Das ergibt Denkfallen, in die nur der nicht tappt, der schon vorin­formiert ist. So sagt etwa die Stellung eines biblischen Textes in den heutigen Buchausgaben oft nichts über sein Alter aus, nicht im Tanach und noch weniger im Alten Testament. Das Buch Ijob (Hiob) findet man ungefähr in der Mitte der christlichen Ausgaben. Wer sich nicht mit der Entstehungs­geschichte der hebräischen Bibel beschäftigt hat, kann nicht wissen, daß Ijob eines der jüngsten Bücher ist. Hier ist die jüdische Gottesvorstellung fast schon ganz ausdefiniert – ganz im Gegensatz zu den Schriften etwa des Propheten Jeremia, der noch nichts davon wußte, daß Jahwe der einzige Gott sei. Jeremia aber ist im Alten Testament viel später, viele Seiten nach Ijob zu finden…

Das alles bedeutet: Wer die hebräische Bibel liest, wie man Bücher eben liest, mit der ersten Seite beginnend und mit der letzten endend, dem können sich die wirklich interessanten Zusammenhänge bei der ersten Lektüre nicht erschließen.

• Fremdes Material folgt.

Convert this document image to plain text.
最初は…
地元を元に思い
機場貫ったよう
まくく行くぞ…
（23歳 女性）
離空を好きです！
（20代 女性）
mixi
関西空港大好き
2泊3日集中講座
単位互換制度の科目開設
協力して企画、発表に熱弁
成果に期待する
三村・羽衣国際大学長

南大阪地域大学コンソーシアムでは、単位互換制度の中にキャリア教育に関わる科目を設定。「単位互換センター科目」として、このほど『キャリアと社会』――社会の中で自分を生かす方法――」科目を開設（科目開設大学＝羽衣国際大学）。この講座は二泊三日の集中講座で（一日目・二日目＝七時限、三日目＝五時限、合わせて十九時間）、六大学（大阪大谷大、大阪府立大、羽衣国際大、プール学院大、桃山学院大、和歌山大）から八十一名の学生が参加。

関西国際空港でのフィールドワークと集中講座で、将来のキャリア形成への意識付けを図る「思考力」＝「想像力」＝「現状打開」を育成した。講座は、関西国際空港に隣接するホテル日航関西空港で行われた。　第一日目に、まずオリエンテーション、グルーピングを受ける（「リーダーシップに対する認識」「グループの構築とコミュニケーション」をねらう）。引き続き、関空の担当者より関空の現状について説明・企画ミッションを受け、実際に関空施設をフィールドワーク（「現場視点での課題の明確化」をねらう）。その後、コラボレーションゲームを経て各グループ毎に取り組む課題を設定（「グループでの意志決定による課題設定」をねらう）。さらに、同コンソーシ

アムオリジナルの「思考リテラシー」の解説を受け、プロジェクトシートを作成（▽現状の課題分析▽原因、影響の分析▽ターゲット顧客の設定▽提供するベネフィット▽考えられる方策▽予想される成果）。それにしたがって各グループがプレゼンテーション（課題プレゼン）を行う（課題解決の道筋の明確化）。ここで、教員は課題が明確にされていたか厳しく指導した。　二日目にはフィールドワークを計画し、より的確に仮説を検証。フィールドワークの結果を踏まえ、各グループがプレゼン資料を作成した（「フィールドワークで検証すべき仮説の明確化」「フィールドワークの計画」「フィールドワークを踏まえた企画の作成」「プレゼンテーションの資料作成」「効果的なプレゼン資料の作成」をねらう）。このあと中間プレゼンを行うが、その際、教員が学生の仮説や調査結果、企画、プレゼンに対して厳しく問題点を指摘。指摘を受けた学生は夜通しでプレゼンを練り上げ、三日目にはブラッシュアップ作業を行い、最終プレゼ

Liest man aber parallel, was zeitlich zusammengehört, und inter­essiert man sich schließlich auch dafür, welche Teile wann entstanden sind, dann läßt sich aus dieser hebräischen Bibel vor allem das sehr klar herauslesen, was so viele Christen einfach nicht wissen: Dieser Gott ist nicht unwandelbar, er wächst allmählich, er verändert sich, oft ganz radikal. Er war nicht zu allen Zeiten der gleiche. Das aber bedeutet: Was geworden ist, muß nicht not­wendiger­weise so bleiben, wie es jetzt ist. Das kann sich wieder verändern, kann wieder anders (gemacht) werden. Etwas ist entstanden, war also nicht immer da, es ist nicht ewig, es wird (oder kann jedenfalls) einmal auch wieder vergehen.

5

»Dinge zu bezweifeln,die ganz ohne weitere Untersuchung geglaubt werden,das ist die Hauptsache überall.«Georg Christoph Lichtenberg

Wie lange es diesen Gott nun schon gibt, ist nicht ganz klar. Seine heutigen Anhänger meinen, immer schon. (Und sie berufen sich dabei auf die hebräische Bibel.) Das mag glauben, wer will; ich glaube es nicht. (Und ich berufe mich dabei ebenfalls auf die hebräische Bibel.) Dreitausend, höchstens dreieinhalbtausend Jahre mag er alt sein. Vom zweiten nachchrist­lichen Jahrhundert an hat er Weltkarriere gemacht – und ist dabei paradoxer­weise gleichzeitig in den Hintergrund getreten, in den Schatten gestellt worden. Ganz am Anfang interessierte sich nur ein sehr kleines Volk im Nahen Osten für ihn – und sah viele Jahrhunderte lang in ihm nur einen Gott unter vielen. (Was keine Behauptung von mir ist, sondern genau so in der Bibel zu lesen steht.) Aber diese Menschen definieren ihn nach und nach, und sie definieren sich selbst damit allmählich zu einem ganz besonderen Volk. So spricht denn manches dafür, daß ich mich, ehe ich mich mit diesem Gott beschäftige, mit diesem kleinen Volk befassen sollte, das man später die Juden nennen wird. Die Vor- und Frühgeschichte dieses Volkes lasse sich, so glauben sehr viele, aus der hebräischen Bibel rekonstruieren. So werde ich denn ausführlich zitieren – und zwar aus der sogenannten Einheits­übersetzung, obwohl sie an die sprachliche Schönheit der Luther- oder gar der Buber-Rosenzweig-Übersetzung nicht heranreicht. Aber es wird behauptet, sie sei »richtiger«, was ich freilich nicht überprüfen kann. Konsequenterweise folge ich auch bei der Schreibweise der biblischen Namen der Einheits­übersetzung.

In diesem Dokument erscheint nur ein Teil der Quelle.